To assess alterations in microbial diversity, fecal samples were collected from mice in sham and CLP groups. Raw data was obtained using Illumina NovaSeq PE250 for 16S amplicon sequencing. Qiime 2 analysis process was utilized, with DADA2 employed to denoise raw data. Following denoising, the sequence data was directly processed to eliminate redundancies, allowing for the extraction of feature information. Species annotation was performed for each amplicon sequence variants (ASV) sequence, and species composition in the samples was analyzed through comparison with the species database.

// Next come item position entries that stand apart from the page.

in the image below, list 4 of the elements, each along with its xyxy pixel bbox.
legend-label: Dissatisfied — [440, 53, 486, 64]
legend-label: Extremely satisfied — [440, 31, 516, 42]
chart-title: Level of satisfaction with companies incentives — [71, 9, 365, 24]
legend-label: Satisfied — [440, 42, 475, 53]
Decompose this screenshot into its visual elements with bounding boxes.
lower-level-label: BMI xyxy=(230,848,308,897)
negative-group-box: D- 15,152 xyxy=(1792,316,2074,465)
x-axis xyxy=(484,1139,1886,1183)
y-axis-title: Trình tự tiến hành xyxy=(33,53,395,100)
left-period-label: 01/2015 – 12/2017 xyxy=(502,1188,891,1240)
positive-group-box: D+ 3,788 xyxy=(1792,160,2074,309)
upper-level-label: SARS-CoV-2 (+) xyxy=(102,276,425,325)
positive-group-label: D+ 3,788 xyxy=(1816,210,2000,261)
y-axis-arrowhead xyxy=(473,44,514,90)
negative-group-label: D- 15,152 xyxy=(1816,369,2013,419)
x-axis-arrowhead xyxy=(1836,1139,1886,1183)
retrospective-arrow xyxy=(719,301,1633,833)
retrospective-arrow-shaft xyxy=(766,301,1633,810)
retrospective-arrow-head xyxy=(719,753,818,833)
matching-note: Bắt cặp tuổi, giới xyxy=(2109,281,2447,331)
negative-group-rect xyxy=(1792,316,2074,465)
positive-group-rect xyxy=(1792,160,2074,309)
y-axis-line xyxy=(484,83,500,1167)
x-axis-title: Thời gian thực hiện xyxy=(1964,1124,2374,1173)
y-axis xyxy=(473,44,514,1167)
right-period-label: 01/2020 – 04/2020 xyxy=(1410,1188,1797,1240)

RNA-seq data processing and analysis

The sequencing data was filtered with SOAPnuke (v1.5.2) by removing reads with a sequencing adapter, removing reads whose low-quality base ratio (base quality less than or equal to 5) was more than 20%, and removing reads whose unknown base (‘N’ base) ratio was more than 5%. After these steps, the clean reads were obtained and stored in FASTQ format. The clean reads were mapped to the reference genome (hg38) using HISAT2 (v2.0.4). Bowtie2 (v2.2.5) was applied to align the clean reads to the reference coding gene set, and then the expression level of a gene was calculated by RSEM (v1.2.12). DESeq2 was employed to analyze differential expression between different groups, with genes exhibiting a false discovery rate (FDR) < 0.05 and an absolute log2 fold change (FC) > 2 between ARDS and control groups designated as differentially expressed genes.

Detection of SCFAs

Serum samples from the sham and CLP groups were collected to detect changes in SCFAs (acetic acid, propionic acid, isobutyric acid, butyric acid, isovaleric acid, and valeric acid) on the Agilent 7890B-5977B gas chromatograph. The chromatographic conditions were set as follows: Column: DB-WAX capillary column, 30 mm × 0.250 mm × 0.25 μm, carrier gas: helium gas (99.999%), flow rate: 1 ml/min, inlet temperature: 250 °C, and auxiliary heater temperature: 260 °C. The mass spectrometry conditions were set as follows: ionization source: EI source temperature: 230 °C, quadrupole temperature: 150 °C, electron energy: 70 eV, and scanning range: 33–300.

Western blot

Western blot was performed to measure the expressions of FABP4, PGC-1α, PPARγ, p-PERK, PERK, p-eIF2α, eIF2α, and ATF4 in mouse or rat neutrophils. Total proteins were extracted from mouse or rat neutrophils using 200 μL RIPA (P0013B, Beyotime), and protein quantification was performed utilizing BCA protein assay kit (BL521A, Biosharp). 120 μL protein supernatant was taken and added with 30 μL 5 × loading buffer. The SDS-PAGE loading buffer was mixed, and the mixture was heated in boiling water bath at 100 ℃ for 5 min. 20 ± 2 μg proteins were used. The protein was wet transferred by gel electrophoresis on nitrocellulose membrane, and sealed with 5% skim milk solution at room temperature for 90 min. Proteins were incubated with FABP4 (12802-1-AP, 1:10,000, proteintech), PGC-1α (66369-1-Ig, 1:8000, proteintech), PPARγ (16643-1-AP, 1:5000, proteintech), p-PERK (29546-1-AP, 1:1000, proteintech), PERK (24390-1-AP, 1:1500. proteintech), p-eIF2α (ab32157, 1:5000, abcam), eIF2α (11170-1-AP, 1:8000, proteintech), ATF4 (60035-1-Ig, 1:2000, proteintech), FFAR2 (19952-1-AP, 1:800, proteintech), and β-actin (66009-1-Ig, 1:5000, proteintech) at 4 ℃ overnight. Proteins were then incubated with HRP-labeled secondary antibodies Goat anti-Mouse IgG (H + L) Secondary Antibody (AWS0001, 1:5000, Abiowell) and Goat anti-Rabbit IgG (H + L) Secondary Antibody (AWS0002, 1:5000, Abiowell) for 90 min. ECL color development was exposed and the protein was detected using β-actin as an internal reference.

Statistical analysis

Statistical analysis was performed using GraphPad Prism 8.0 software. Data are presented as mean ± standard deviation (SD). Student’s t-test was used for comparison between the two groups. The significance of three or more groups was compared by one-way ANOVA, followed by Tukey’s post hoc test. Correlation between differential gut microbiota and SCFAs, and acetic acid and neutrophil content were analyzed by Pearson correlation coefficient. P < 0.05 was deemed statistically significant.